The table below reflects the height of the patent cliff currently facing the industry, with biological products set to make up an increasing proportion of the drugs at risk of generic competition. The data are slightly updated from an earlier patent cliff analysis by EP Vantage (Patent storm gathering strength, January 28, 2011).

Enbrel alone accounts for 10% of US sales at risk in 2012, while 2013 sees four biological blockbusters – Epogen, Avonex, Humalog and Procrit – under potential biosimilar threat.

Of course there is still the significant matter of US and European regulators rubber-stamping a regulatory pathway for biosimilars – lobbying by both sides of the debate continues although there is a feeling that within the next 18 months the process should be almost complete.

Which would bring Enbrel into play, as it is set to lose patent protection in October 2012 and its 12-year exclusivity expired in November 2010. Indeed, if 12 years of data exclusivity stands for biologics, as under existing US law, it will not offer much additional protection to the biggest biologics today.

As the table below shows, six of the top ten biggest selling biologics in the US have already gone beyond 12 years since FDA approval.

What is also striking about these sales forecasts is how analysts appear to be predicting only a minimal impact from biosimilar competition. For example Enbrel sales decline only gradually between 2012 and 2016. Most commentators currently expect biosimilars to grab around 30% of an original drug's market and, far less severe than for conventional drugs, due to fewer competitors and higher development and manufacturing costs. Yet the figures above throw up the possibility that the impact of these copycats could be even more benign.
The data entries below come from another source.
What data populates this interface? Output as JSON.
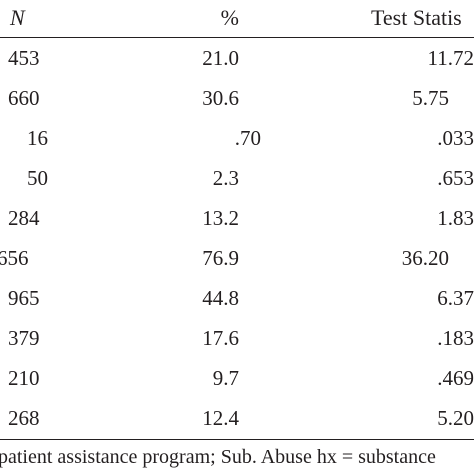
{
  "table": {
    "headers": {
      "n": "N",
      "pct": "%",
      "test": "Test Statis"
    },
    "rows": [
      {
        "n": "453",
        "pct": "21.0",
        "test": "11.72"
      },
      {
        "n": "660",
        "pct": "30.6",
        "test": "5.75"
      },
      {
        "n": "16",
        "pct": ".70",
        "test": ".033"
      },
      {
        "n": "50",
        "pct": "2.3",
        "test": ".653"
      },
      {
        "n": "284",
        "pct": "13.2",
        "test": "1.83"
      },
      {
        "n": "656",
        "pct": "76.9",
        "test": "36.20"
      },
      {
        "n": "965",
        "pct": "44.8",
        "test": "6.37"
      },
      {
        "n": "379",
        "pct": "17.6",
        "test": ".183"
      },
      {
        "n": "210",
        "pct": "9.7",
        "test": ".469"
      },
      {
        "n": "268",
        "pct": "12.4",
        "test": "5.20"
      }
    ],
    "footnote": "patient assistance program; Sub. Abuse hx = substance"
  }
}
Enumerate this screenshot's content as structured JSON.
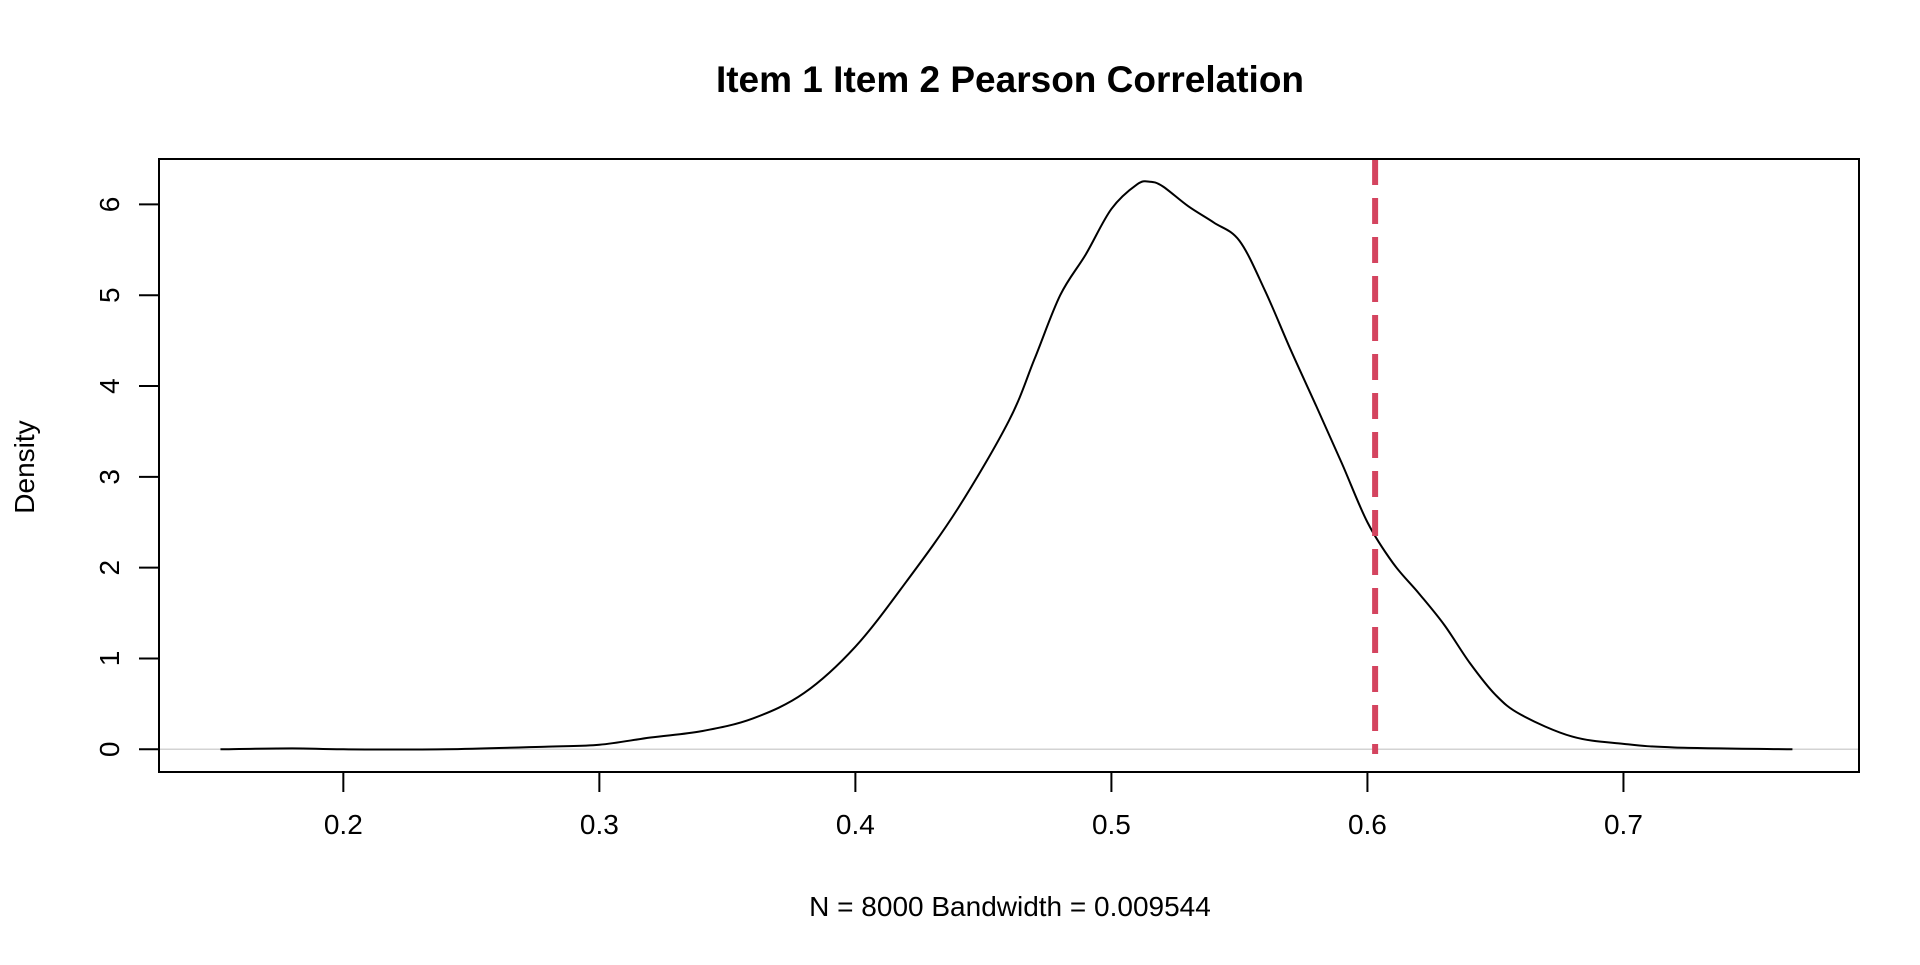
{
  "chart_data": {
    "type": "line",
    "title": "Item 1 Item 2 Pearson Correlation",
    "xlabel": "N = 8000   Bandwidth = 0.009544",
    "ylabel": "Density",
    "xlim": [
      0.128,
      0.792
    ],
    "ylim": [
      -0.25,
      6.5
    ],
    "x_ticks": [
      {
        "value": 0.2,
        "label": "0.2"
      },
      {
        "value": 0.3,
        "label": "0.3"
      },
      {
        "value": 0.4,
        "label": "0.4"
      },
      {
        "value": 0.5,
        "label": "0.5"
      },
      {
        "value": 0.6,
        "label": "0.6"
      },
      {
        "value": 0.7,
        "label": "0.7"
      }
    ],
    "y_ticks": [
      {
        "value": 0,
        "label": "0"
      },
      {
        "value": 1,
        "label": "1"
      },
      {
        "value": 2,
        "label": "2"
      },
      {
        "value": 3,
        "label": "3"
      },
      {
        "value": 4,
        "label": "4"
      },
      {
        "value": 5,
        "label": "5"
      },
      {
        "value": 6,
        "label": "6"
      }
    ],
    "grid": false,
    "series": [
      {
        "color": "#000000",
        "x": [
          0.152,
          0.18,
          0.2,
          0.24,
          0.28,
          0.3,
          0.32,
          0.34,
          0.36,
          0.38,
          0.4,
          0.42,
          0.44,
          0.46,
          0.47,
          0.48,
          0.49,
          0.5,
          0.51,
          0.515,
          0.52,
          0.53,
          0.54,
          0.55,
          0.56,
          0.57,
          0.58,
          0.59,
          0.6,
          0.61,
          0.62,
          0.63,
          0.64,
          0.65,
          0.66,
          0.68,
          0.7,
          0.72,
          0.766
        ],
        "y": [
          0.0,
          0.01,
          0.0,
          0.0,
          0.03,
          0.05,
          0.13,
          0.2,
          0.34,
          0.62,
          1.13,
          1.85,
          2.65,
          3.62,
          4.3,
          5.0,
          5.45,
          5.95,
          6.22,
          6.25,
          6.2,
          5.98,
          5.8,
          5.6,
          5.05,
          4.4,
          3.78,
          3.15,
          2.5,
          2.05,
          1.72,
          1.37,
          0.95,
          0.6,
          0.38,
          0.14,
          0.06,
          0.02,
          0.0
        ]
      }
    ],
    "baseline": {
      "y": 0,
      "color": "#d3d3d3"
    },
    "reference_line": {
      "x": 0.603,
      "color": "#d4445f",
      "style": "dashed"
    }
  }
}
As for potential partners or acquisition targets for Actavis, the table below highlights some of the biosimilar companies that would fit the bill.

Indeed, if Actavis wants to jump on the Enbrel biosimilar bandwagon, another Korean player, LG Life Sciences, or Chinese company, Simcere Pharmaceuticals, already have candidates in development.

Korea is becoming quite a hub for companies developing biosimilar capabilities – aside from Hanwha and LG, the likes of Celltrion, Dong-A and Green Cross could attract interest from the generics players and big pharma alike.